Why Explore.myRow(::Int64) instead of UInt8

  1. In the following snippet, why does the error message report "Explore.myRow(::Int64) " rather than UInt8? (Ignoring the inexactness, that was deliberate to provoke an error message.) I am trying to reduce memory usage, so I’d like to make sure myTable is not wasting memory when it will have a million rows. Is the ‘whos’ command sufficient for verifying this?

  2. What difference does it make if I code myTable as a Vector instead of Array? Are they the same?

‘’’
immutable myRow
secId::UInt8
end

myTable=Array{myRow}()

push!(myTable,myRow(-1))
‘’’
LoadError: InexactError()
while loading /Users/mymachine/Projects/juliaNLP/explore.jl, in expression starting on line 35
in Explore.myRow(::Int64) at explore.jl:30
in include_string(::String, ::String) at loading.jl:441
in include_string(::String, ::String) at sys.dylib:?
in include_string(::Module, ::String, ::String) at eval.jl:32
in (::Atom.##59#62{String,String})() at eval.jl:81
in withpath(::Atom.##59#62{String,String}, ::String) at utils.jl:30
in withpath(::Function, ::String) at eval.jl:46
in macro expansion at eval.jl:79 [inlined]
in (::Atom.##58#61{Dict{String,Any}})() at task.jl:60

I believe it’s because you’ve called myRow() with an input of type Int64. Julia doesn’t parse the literal -1 differently just because you’re calling a function that will eventually expect a UInt8, so that -1 becomes an Int64 as usual.

  1. What difference does it make if I code myTable as a Vector instead of Array? Are they the same?

Vector is an alias for a 1-dimensional array:

julia> immutable Foo
       end

julia> Vector{Foo} === Array{Foo, 1}
true

Note that your code declares myTable as an Array{myRow}(), which actually creates a zero-dimensional array (since you haven’t specified the number of dimensions):

julia> Array{Foo}()
0-dimensional Array{Foo,0}:
Foo()

You can explicitly put the number of dimensions, or just use the Vector shorthand:

julia> Vector{Foo}()
0-element Array{Foo,1}

julia> Array{Foo, 1}()
0-element Array{Foo,1}

As for memory consumption, I’m afraid I don’t know.

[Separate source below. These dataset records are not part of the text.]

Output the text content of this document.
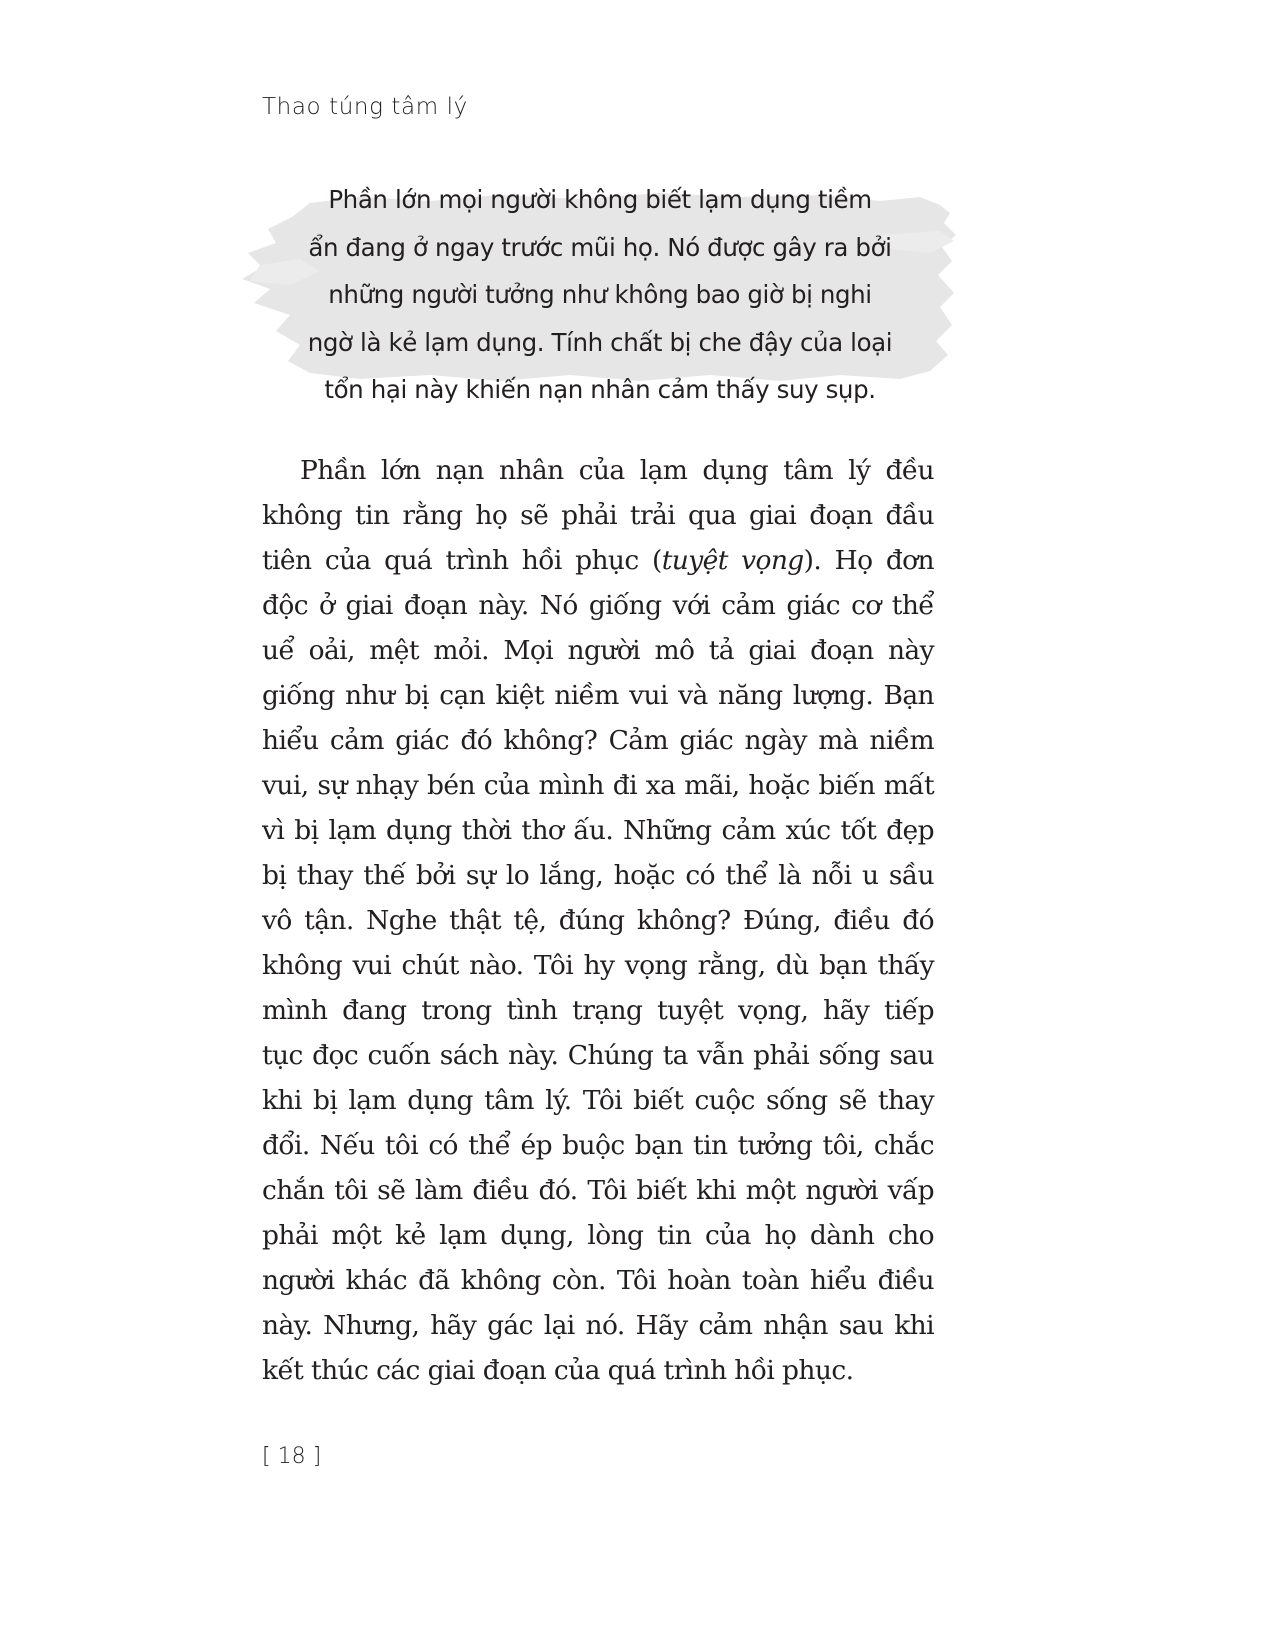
Thao túng tâm lý
Phần lớn mọi người không biết lạm dụng tiềm
ẩn đang ở ngay trước mũi họ. Nó được gây ra bởi
những người tưởng như không bao giờ bị nghi
ngờ là kẻ lạm dụng. Tính chất bị che đậy của loại
tổn hại này khiến nạn nhân cảm thấy suy sụp.
Phần lớn nạn nhân của lạm dụng tâm lý đều
không tin rằng họ sẽ phải trải qua giai đoạn đầu
tiên của quá trình hồi phục (tuyệt vọng). Họ đơn
độc ở giai đoạn này. Nó giống với cảm giác cơ thể
uể oải, mệt mỏi. Mọi người mô tả giai đoạn này
giống như bị cạn kiệt niềm vui và năng lượng. Bạn
hiểu cảm giác đó không? Cảm giác ngày mà niềm
vui, sự nhạy bén của mình đi xa mãi, hoặc biến mất
vì bị lạm dụng thời thơ ấu. Những cảm xúc tốt đẹp
bị thay thế bởi sự lo lắng, hoặc có thể là nỗi u sầu
vô tận. Nghe thật tệ, đúng không? Đúng, điều đó
không vui chút nào. Tôi hy vọng rằng, dù bạn thấy
mình đang trong tình trạng tuyệt vọng, hãy tiếp
tục đọc cuốn sách này. Chúng ta vẫn phải sống sau
khi bị lạm dụng tâm lý. Tôi biết cuộc sống sẽ thay
đổi. Nếu tôi có thể ép buộc bạn tin tưởng tôi, chắc
chắn tôi sẽ làm điều đó. Tôi biết khi một người vấp
phải một kẻ lạm dụng, lòng tin của họ dành cho
người khác đã không còn. Tôi hoàn toàn hiểu điều
này. Nhưng, hãy gác lại nó. Hãy cảm nhận sau khi
kết thúc các giai đoạn của quá trình hồi phục.
[ 18 ]
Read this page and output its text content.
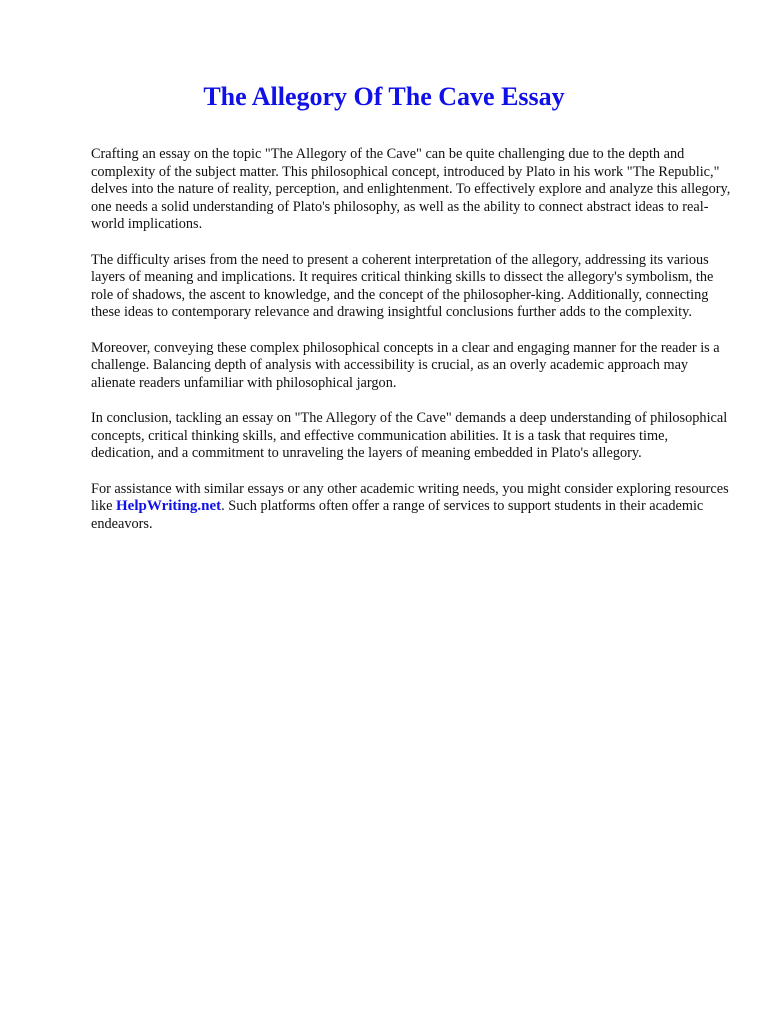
The Allegory Of The Cave Essay

Crafting an essay on the topic "The Allegory of the Cave" can be quite challenging due to the depth and complexity of the subject matter. This philosophical concept, introduced by Plato in his work "The Republic," delves into the nature of reality, perception, and enlightenment. To effectively explore and analyze this allegory, one needs a solid understanding of Plato's philosophy, as well as the ability to connect abstract ideas to real-world implications.

The difficulty arises from the need to present a coherent interpretation of the allegory, addressing its various layers of meaning and implications. It requires critical thinking skills to dissect the allegory's symbolism, the role of shadows, the ascent to knowledge, and the concept of the philosopher-king. Additionally, connecting these ideas to contemporary relevance and drawing insightful conclusions further adds to the complexity.

Moreover, conveying these complex philosophical concepts in a clear and engaging manner for the reader is a challenge. Balancing depth of analysis with accessibility is crucial, as an overly academic approach may alienate readers unfamiliar with philosophical jargon.

In conclusion, tackling an essay on "The Allegory of the Cave" demands a deep understanding of philosophical concepts, critical thinking skills, and effective communication abilities. It is a task that requires time, dedication, and a commitment to unraveling the layers of meaning embedded in Plato's allegory.

For assistance with similar essays or any other academic writing needs, you might consider exploring resources like HelpWriting.net. Such platforms often offer a range of services to support students in their academic endeavors.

Thanks for the info about vector being an alias of a 1-dim array.

Back to my first question: do I need to explicity call convert on the parse result to ensure that it becomes UInt8 when stored, or is that happening behind-the-scenes, or is myRow itself being converted to hold Int64s intead of UInt8s?

julia> immutable myRow
       secId::UInt8
       end

julia> myRow(-1)
ERROR: InexactError()

The problem is that the default constructor is trying to convert -1 into a UInt8 in order to go into that field. However, convert throws an inexact error because it’s nonsensical:

julia> convert(UInt8,1)
0x01

julia> convert(UInt8,-1)
ERROR: InexactError()

That’s the method you are invoking. You are invoking myRow on an Int64 (so, you’re on a 64-bit computer). It’s saying that function is returning an error.

It will only store UInt8’s, because that’s what you told it to do. Immutables are value types and, other than a small tag, just store your values. It’s not dynamic: it won’t keep extra room just in case you put in more. An immutable, as a value type, also just holds the values, not pointers. When you put them in a vector, the vector will specialize to the type if everything is concretely typed, making it efficient in memory. Many times a function can compile away the abstraction of the immutable too.

Yes, whos will tell you the memory usage.